Akinori MUSHA edited this page Feb 19, 2023 · 46 revisions

Liquid

Liquid is a template engine developed by Shopify, it was designed to have a simple markup and to be non evaluating and secure. You can read more about it at it's homepage or the GitHub repository.

https://shopify.dev/docs/themes/liquid

Basic usage of Liquid

For some simple examples have a look at the HipChat or Pushbullet agents. Given the payload of the event your agents consumes is a hash with just one key named message you would just need to write {{message}} to dynamically use the value of this key.

To format the output you can use filters, they basically work like UNIX pipes:
{{ 'hello' | replace: 'hello', 'hi' | upcase }} would output HI.
(See docs for replace, and upcase.)

For a complete list of build-in filters have a look at the documentation at Shopify.

Objects provided by Huginn

Event

An Event object is essentially a hash created by an upstream Agent. There are also some special keys listed below, which are available unless the hash has keys with the same name.

Key Description
_location_ contains location information bound to the event, which has the following keys: latitude (alias lat), longitude (alias lng), radius, course and speed. This is set by some agents that deal with location.
agent refers to the upstream Agent which created the Event.
created_at refers to the timestamp of the Event.

Agent

An Agent object has the following keys (excerpt).

Key Description
type returns the type name, e.g. "HipchatAgent".
name returns the name.
options returns the options hash.
memory returns the memory hash.
sources returns an array of the upstream Agents.
receivers returns an array of the downstream Agents.
disabled returns a boolean value that indicates if the Agent is in a disabled state.

Filters added by Huginn

Filter Description
uri_escape returns a URI escaped string, useful when generating URL query strings.
to_uri parses an input into a URI object, optionally resolving it against a base URI if given.
rebase_hrefs takes a fragment of HTML/XML and replaces all relative URL references in it with their absolute URLs, using a given URL as base.
uri_expand returns the destination URL of a given URL by recursively following redirects, up to 5 times in a row.
unescape unescapes (basic) HTML entities in a string. This currently decodes the following entities only: ', ", <, >, &, &#dd; and &#xhh;.
to_xpath returns an XPath literal or expression that evaluates to the original string for use in a WebsiteAgent.
regex_extract extract a matching substring found in a string. It takes a regex pattern followed by an optional group index. e.g. To capture a version number from a phrase {% assign phrase = "Product version 1.0.5 has been released." %}, try this: {{ phrase | regex_extract: "[\\d.]+" }} or more specifically: {{ phrase | regex_extract: "version (?<ver>[\\d.]+)", "ver" }} / {{ phrase | regex_extract: "version ([\\d.]+)", 1 }} (New feature since 2023-02-19)
regex_replace & regex_replace_first replace all/first regex matching strings with a substring. Very similar to the built in replace.
json takes the object provided and serializes it into a JSON string: {{ data | json }}
as_object Returns a Ruby object
group_by groups an array of items by a a property (analogous to array.group_by(&:property_name) in ruby)

Details

to_uri

A URI object will have the following properties: scheme, userinfo, host, port, registry, path, opaque, query, and fragment. You'll have to "assign" the result to a variable in order to access these properties.

rebase_hrefs

A typical use case is in the template option of a WebsiteAgent, where it takes an extracted HTML fragment to resolve relative references in it like this: {{ content | rebase_hrefs: _request_.url }}

uri_expand

If a given string is not a valid absolute HTTP URL or in case of too many redirects, the original string is returned. If any network/protocol error occurs while following redirects, the last URL followed is returned.
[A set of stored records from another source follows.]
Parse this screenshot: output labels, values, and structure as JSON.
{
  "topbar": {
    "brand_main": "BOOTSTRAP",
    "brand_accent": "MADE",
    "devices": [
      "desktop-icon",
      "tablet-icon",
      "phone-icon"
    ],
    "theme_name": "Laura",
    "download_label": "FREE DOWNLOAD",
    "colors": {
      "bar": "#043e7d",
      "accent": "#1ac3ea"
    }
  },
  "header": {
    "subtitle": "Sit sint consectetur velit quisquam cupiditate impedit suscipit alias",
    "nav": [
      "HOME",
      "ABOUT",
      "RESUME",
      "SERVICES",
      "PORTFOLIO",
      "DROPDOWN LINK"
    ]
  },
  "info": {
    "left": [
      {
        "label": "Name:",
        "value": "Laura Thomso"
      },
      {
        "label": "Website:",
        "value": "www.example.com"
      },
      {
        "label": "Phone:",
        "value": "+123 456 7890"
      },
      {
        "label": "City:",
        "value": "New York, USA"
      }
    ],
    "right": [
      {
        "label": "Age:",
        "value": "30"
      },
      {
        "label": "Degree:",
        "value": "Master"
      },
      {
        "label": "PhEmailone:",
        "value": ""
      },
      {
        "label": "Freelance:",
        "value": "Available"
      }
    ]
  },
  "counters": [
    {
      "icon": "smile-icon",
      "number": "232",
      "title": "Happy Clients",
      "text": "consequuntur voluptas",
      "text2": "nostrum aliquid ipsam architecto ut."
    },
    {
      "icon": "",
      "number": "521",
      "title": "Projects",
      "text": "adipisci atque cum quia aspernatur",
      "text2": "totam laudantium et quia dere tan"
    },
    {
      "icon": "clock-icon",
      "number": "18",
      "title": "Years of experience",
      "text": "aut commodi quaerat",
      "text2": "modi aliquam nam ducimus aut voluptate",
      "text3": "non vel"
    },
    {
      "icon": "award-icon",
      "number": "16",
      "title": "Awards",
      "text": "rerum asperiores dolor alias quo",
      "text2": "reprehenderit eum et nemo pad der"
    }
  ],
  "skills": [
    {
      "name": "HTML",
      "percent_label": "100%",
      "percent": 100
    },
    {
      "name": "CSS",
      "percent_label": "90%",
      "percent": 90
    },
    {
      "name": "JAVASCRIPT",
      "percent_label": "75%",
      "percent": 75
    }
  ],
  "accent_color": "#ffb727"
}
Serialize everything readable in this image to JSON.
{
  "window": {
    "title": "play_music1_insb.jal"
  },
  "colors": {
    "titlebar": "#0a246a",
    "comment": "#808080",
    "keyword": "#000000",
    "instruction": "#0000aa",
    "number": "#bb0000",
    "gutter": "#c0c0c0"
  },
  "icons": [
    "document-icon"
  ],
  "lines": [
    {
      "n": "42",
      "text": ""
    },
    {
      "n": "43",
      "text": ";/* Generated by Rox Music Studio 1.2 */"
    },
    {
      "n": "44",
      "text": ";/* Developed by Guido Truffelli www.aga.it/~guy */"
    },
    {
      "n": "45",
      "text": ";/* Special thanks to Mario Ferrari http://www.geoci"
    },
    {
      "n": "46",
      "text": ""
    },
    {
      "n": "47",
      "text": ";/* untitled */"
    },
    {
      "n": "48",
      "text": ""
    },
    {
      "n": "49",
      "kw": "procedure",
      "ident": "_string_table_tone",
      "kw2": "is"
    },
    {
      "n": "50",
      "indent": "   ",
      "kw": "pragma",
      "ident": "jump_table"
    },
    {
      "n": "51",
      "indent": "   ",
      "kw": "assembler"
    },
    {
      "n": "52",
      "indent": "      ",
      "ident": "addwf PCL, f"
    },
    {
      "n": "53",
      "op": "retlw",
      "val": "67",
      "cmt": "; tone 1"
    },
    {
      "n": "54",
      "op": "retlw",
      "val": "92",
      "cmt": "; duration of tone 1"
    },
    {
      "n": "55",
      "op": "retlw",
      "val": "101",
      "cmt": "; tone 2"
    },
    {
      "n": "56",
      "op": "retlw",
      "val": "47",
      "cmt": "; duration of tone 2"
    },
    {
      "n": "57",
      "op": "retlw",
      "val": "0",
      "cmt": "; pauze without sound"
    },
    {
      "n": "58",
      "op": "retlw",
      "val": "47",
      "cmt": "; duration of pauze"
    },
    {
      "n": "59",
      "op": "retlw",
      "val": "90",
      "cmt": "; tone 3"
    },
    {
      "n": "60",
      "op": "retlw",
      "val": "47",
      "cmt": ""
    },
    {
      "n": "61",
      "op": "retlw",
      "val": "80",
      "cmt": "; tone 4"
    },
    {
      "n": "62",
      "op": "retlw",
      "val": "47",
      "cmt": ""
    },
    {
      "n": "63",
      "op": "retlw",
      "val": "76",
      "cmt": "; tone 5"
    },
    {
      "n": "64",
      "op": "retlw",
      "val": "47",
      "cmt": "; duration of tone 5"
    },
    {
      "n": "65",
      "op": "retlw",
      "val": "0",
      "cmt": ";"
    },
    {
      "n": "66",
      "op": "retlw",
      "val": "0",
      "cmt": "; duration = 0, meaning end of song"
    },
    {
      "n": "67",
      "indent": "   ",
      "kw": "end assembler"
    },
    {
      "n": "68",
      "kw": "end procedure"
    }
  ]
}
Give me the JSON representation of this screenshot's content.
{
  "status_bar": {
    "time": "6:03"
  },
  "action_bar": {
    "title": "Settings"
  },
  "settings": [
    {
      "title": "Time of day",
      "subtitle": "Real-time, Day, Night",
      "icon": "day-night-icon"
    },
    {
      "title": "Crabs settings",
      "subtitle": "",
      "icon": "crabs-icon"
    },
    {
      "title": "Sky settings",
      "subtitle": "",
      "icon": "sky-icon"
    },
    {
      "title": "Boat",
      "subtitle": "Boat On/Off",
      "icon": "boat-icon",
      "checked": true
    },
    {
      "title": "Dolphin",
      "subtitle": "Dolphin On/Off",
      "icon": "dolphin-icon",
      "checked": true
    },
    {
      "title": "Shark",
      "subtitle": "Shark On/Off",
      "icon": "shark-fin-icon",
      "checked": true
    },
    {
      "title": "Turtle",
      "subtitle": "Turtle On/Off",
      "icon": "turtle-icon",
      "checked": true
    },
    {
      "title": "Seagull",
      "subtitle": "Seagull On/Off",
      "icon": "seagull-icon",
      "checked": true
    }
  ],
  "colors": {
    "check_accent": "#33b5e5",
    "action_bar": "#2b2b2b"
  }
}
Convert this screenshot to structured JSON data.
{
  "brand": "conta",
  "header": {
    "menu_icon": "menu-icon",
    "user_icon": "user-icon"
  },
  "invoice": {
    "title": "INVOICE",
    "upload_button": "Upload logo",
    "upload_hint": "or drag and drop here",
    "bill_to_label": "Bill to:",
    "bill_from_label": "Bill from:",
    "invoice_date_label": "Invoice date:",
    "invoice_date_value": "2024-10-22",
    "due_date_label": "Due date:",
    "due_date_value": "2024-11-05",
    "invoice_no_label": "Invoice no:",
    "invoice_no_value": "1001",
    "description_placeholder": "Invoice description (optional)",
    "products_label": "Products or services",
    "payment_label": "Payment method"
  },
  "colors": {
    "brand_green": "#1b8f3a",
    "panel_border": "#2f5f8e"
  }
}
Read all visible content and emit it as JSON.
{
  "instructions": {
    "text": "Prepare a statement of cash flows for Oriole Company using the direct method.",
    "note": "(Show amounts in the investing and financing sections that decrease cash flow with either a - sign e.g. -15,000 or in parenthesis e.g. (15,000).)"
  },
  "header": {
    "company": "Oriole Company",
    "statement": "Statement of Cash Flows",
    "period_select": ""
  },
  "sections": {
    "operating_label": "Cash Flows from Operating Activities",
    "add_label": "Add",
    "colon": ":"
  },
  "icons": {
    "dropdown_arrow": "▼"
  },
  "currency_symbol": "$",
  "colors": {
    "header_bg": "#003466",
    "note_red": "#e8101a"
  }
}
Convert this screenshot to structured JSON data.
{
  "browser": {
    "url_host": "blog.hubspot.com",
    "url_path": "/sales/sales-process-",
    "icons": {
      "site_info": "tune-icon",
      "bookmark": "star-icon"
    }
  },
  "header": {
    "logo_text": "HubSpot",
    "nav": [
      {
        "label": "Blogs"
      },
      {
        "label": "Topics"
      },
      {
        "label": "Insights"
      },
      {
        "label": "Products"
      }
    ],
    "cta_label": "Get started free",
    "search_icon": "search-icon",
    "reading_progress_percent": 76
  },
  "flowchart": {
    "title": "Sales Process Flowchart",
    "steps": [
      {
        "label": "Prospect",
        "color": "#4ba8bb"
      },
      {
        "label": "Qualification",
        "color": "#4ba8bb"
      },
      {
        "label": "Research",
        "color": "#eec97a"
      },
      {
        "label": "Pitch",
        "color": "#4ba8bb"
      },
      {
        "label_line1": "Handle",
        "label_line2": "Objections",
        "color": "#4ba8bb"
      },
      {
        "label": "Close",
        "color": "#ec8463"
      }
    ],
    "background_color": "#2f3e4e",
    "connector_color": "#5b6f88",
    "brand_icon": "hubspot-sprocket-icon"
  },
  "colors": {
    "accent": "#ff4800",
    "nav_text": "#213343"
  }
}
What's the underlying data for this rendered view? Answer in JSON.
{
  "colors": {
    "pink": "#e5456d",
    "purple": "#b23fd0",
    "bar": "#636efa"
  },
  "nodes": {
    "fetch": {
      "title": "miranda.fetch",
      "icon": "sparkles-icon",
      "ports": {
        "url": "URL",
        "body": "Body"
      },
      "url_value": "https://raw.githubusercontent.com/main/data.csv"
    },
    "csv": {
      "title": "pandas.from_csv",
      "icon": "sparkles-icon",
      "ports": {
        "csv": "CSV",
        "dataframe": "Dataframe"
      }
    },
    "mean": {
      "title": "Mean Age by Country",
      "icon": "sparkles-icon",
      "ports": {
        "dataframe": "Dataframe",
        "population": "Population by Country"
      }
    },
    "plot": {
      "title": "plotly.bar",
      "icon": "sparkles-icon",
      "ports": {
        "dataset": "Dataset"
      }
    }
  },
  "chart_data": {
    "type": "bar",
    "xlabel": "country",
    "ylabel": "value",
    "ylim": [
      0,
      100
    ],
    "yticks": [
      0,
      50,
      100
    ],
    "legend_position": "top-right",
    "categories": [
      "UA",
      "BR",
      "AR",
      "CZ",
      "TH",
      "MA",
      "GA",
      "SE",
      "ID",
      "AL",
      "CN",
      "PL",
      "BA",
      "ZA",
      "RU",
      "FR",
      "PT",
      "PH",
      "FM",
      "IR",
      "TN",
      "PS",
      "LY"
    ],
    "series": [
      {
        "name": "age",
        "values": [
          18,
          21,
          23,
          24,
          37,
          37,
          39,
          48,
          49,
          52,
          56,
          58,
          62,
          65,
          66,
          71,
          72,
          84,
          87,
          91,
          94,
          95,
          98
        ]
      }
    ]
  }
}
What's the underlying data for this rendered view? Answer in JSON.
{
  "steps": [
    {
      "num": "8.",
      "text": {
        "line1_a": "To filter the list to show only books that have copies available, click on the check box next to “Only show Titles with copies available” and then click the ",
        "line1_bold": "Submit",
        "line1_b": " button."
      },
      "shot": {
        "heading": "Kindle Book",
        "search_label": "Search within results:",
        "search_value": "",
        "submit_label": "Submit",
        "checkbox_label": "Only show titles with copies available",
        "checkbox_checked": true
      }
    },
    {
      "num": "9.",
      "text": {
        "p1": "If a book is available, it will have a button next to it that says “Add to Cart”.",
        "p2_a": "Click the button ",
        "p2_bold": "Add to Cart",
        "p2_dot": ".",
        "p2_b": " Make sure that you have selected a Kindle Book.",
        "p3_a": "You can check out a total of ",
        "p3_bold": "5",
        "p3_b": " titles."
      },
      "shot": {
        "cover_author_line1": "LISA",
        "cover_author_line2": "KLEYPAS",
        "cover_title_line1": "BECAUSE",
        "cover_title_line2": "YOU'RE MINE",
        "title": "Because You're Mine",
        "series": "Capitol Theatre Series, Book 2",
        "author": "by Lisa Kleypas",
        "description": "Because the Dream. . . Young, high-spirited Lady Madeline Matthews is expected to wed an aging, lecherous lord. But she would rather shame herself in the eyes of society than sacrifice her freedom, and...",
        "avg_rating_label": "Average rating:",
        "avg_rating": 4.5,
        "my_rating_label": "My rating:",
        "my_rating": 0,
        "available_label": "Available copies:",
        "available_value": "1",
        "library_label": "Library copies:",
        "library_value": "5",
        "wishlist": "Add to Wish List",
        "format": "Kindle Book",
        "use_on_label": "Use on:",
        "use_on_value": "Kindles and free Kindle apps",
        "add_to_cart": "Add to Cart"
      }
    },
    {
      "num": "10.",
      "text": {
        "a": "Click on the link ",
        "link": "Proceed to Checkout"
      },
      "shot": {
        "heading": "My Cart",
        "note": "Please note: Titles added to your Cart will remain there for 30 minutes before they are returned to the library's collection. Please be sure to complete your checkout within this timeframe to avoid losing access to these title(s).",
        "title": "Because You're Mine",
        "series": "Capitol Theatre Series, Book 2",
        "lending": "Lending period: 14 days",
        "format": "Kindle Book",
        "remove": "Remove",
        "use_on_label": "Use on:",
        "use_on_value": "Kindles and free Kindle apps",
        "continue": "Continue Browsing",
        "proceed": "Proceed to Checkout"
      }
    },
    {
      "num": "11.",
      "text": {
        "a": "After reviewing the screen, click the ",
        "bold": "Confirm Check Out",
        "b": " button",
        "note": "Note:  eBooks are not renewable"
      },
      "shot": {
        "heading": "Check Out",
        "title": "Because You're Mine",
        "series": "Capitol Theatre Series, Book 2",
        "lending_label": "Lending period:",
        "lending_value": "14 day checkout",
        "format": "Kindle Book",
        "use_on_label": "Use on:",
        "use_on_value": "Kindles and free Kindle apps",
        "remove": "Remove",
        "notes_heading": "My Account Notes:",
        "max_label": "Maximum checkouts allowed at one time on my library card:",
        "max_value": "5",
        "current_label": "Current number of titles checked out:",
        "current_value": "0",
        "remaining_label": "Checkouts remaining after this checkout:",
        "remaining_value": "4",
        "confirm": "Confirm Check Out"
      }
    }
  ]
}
e.g. When a variable short_url contains a URL "https://goo.gl/tfDrI", {{ short_url | uri_expand }} expands to "https://github.com/cantino/huginn".

to_xpath

For example, suppose you are making a WebsiteAgent that receives an event with a word to look up on a glossary web page to create a new event. It would have to dynamically build an XPath expression like this:

//dl/dt[text()={{word | to_xpath}}][1]/following-sibling::dd[1]/text()

It is more robust to use the filter here than to put '{{word}}' or "{{word}}", in that it wouldn't blow up the whole expression even if word contained the apostrophe, quotation mark, or both. You can also use this with the _response_ object to do extract and escape some header, such as {{ _response_.headers.Content-Type | to_xpath }}.

regex_replace & regex_replace_first

For example, if foobar contains the string "foobaz foobaz", then {{ foobar | regex_replace: '(\S+)baz', 'qux\1' }} would result in "quxfoo quxfoo". You can use any regex supported by the Ruby Regexp class, as documented here.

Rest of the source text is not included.